Pode me chamar de Coringa!

O drama de um supervilão.

03/10/2019 às 11:19hs
Imagem com metade do rosto como coringa e a outra metade como Arthur.

O clássico vilão dos quadrinhos do Batman já havia dado as caras no cinema três vezes, sob a pele Jack Nicholson (1989), Heath Ledger (2008) e Jared Leto (2016), fora a clássica atuação de César Romero, na icônica série de TV dos anos 60.      

Contudo, apesar de grandes astros já terem encarnado o supervilão, nenhum deles teve o personagem como protagonista, até que chegamos à 2019, onde chega aos cinemas o primeiro filme solo do Coringa, dessa vez interpretado pelo conceituado ator Joaquin Phoenix (Vício Inerente) e dirigido por Todd Philips (Cães de Guerra), com a ideia de trazer uma abordagem mais séria, adulta e realista do personagem.        

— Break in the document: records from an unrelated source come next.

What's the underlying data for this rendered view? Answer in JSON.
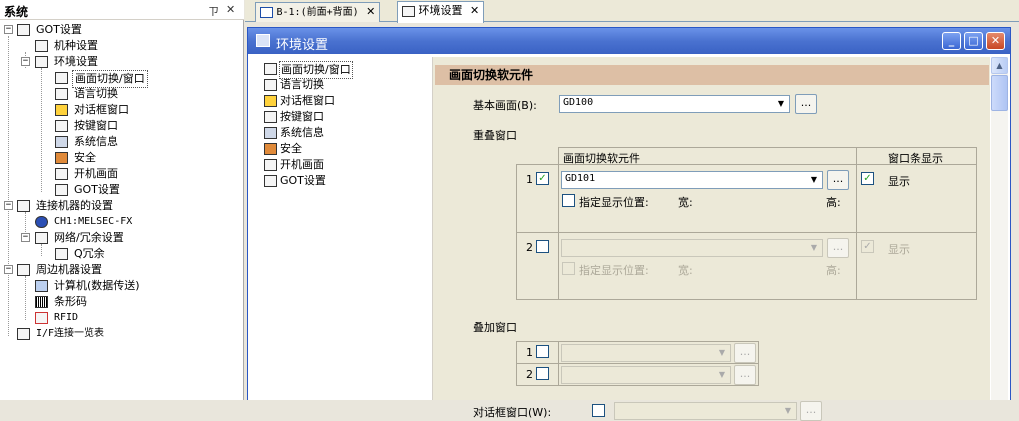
{
  "tree": {
    "title": "系统",
    "pin": "ㄗ",
    "close": "✕",
    "items": [
      {
        "label": "GOT设置",
        "expander": "−"
      },
      {
        "label": "机种设置"
      },
      {
        "label": "环境设置",
        "expander": "−"
      },
      {
        "label": "画面切换/窗口"
      },
      {
        "label": "语言切换"
      },
      {
        "label": "对话框窗口"
      },
      {
        "label": "按键窗口"
      },
      {
        "label": "系统信息"
      },
      {
        "label": "安全"
      },
      {
        "label": "开机画面"
      },
      {
        "label": "GOT设置"
      },
      {
        "label": "连接机器的设置",
        "expander": "−"
      },
      {
        "label": "CH1:MELSEC-FX"
      },
      {
        "label": "网络/冗余设置",
        "expander": "−"
      },
      {
        "label": "Q冗余"
      },
      {
        "label": "周边机器设置",
        "expander": "−"
      },
      {
        "label": "计算机(数据传送)"
      },
      {
        "label": "条形码"
      },
      {
        "label": "RFID"
      },
      {
        "label": "I/F连接一览表"
      }
    ]
  },
  "tabs": [
    {
      "label": "B-1:(前面+背面)",
      "close": "✕"
    },
    {
      "label": "环境设置",
      "close": "✕"
    }
  ],
  "window": {
    "title": "环境设置",
    "buttons": {
      "minimize": "_",
      "maximize": "□",
      "close": "✕"
    }
  },
  "inner_tree": [
    "画面切换/窗口",
    "语言切换",
    "对话框窗口",
    "按键窗口",
    "系统信息",
    "安全",
    "开机画面",
    "GOT设置"
  ],
  "settings": {
    "section_title": "画面切换软元件",
    "base_screen_label": "基本画面(B):",
    "base_screen_value": "GD100",
    "overlap_label": "重叠窗口",
    "col_device": "画面切换软元件",
    "col_titlebar": "窗口条显示",
    "rows": [
      {
        "num": "1",
        "checked": "✓",
        "device": "GD101",
        "show_checked": "✓",
        "show": "显示",
        "pos_label": "指定显示位置:",
        "width": "宽:",
        "height": "高:"
      },
      {
        "num": "2",
        "checked": "",
        "device": "",
        "show_checked": "✓",
        "show": "显示",
        "pos_label": "指定显示位置:",
        "width": "宽:",
        "height": "高:"
      }
    ],
    "superimpose_label": "叠加窗口",
    "super_rows": [
      "1",
      "2"
    ],
    "dialog_label": "对话框窗口(W):",
    "dots": "...",
    "arrow": "▼"
  },
  "colors": {
    "section_header": "#ddbfa5",
    "title_bar": "#4a72d0",
    "panel_bg": "#ece9d8"
  }
}
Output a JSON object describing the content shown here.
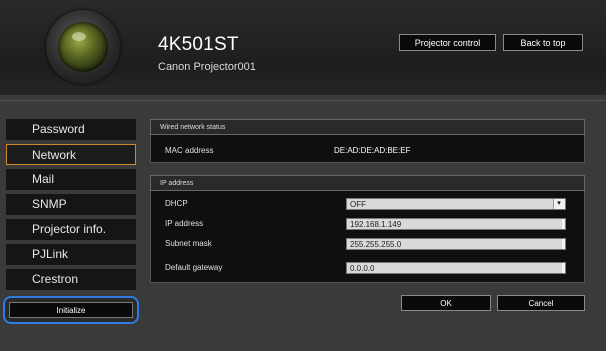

De fato o maior diferencial do filme está em seu estilo mais maduro, sendo o longa mais dramático baseado em quadrinhos de super-heróis, quase sem cenas de ação e focando no psicológico e motivações do personagem, o acompanhando de perto, quase como um estudo sobre a mente humana e como ela pode ser corrompida por pela sociedade opressora e pelas injustiças do mundo.         

Coringa em destaque, sentado e olhando para o lado com o rosto sério.
Coringa – Warner Bros. Pictures

Curiosamente, ainda que carregue um nome tão conhecido dos quadrinhos em seu título, Coringa não apresenta quase nada dos tradicionais e característicos clichês dos filmes de super-heróis que tanto foi mostrado no cinema na última década, ao mesmo tempo em que nos presenteia o tempo todo com referências, principalmente relacionadas ao universo de Batman, que aparece consideravelmente mais do que se supõe inicialmente.    

Ainda que seja um filme baseado em quadrinhos, Coringa é um filme relativamente pequeno, apresentando uma história única, sem grandes reviravoltas da forma como o público está acostumado, entretanto o filme tem sua grandeza justamente no simples e no cuidadoso com tratamento do personagem, sendo interpretado com maestria por Phoenix, que se dedica física e psicologicamente ao personagem, nos fazendo torcer e temer o protagonista ao mesmo tempo, sentimento complexo de se alcançar com o público, e que não seria possível com uma atuação menos que impecável.

Coringa é um filme poderoso, violento e dramático sobre até onde pode chegar a sanidade mental do homem comum diante de problemas comuns e cotidianos, e como o fascínio pela violência pode inspirar pessoas de mente fraca.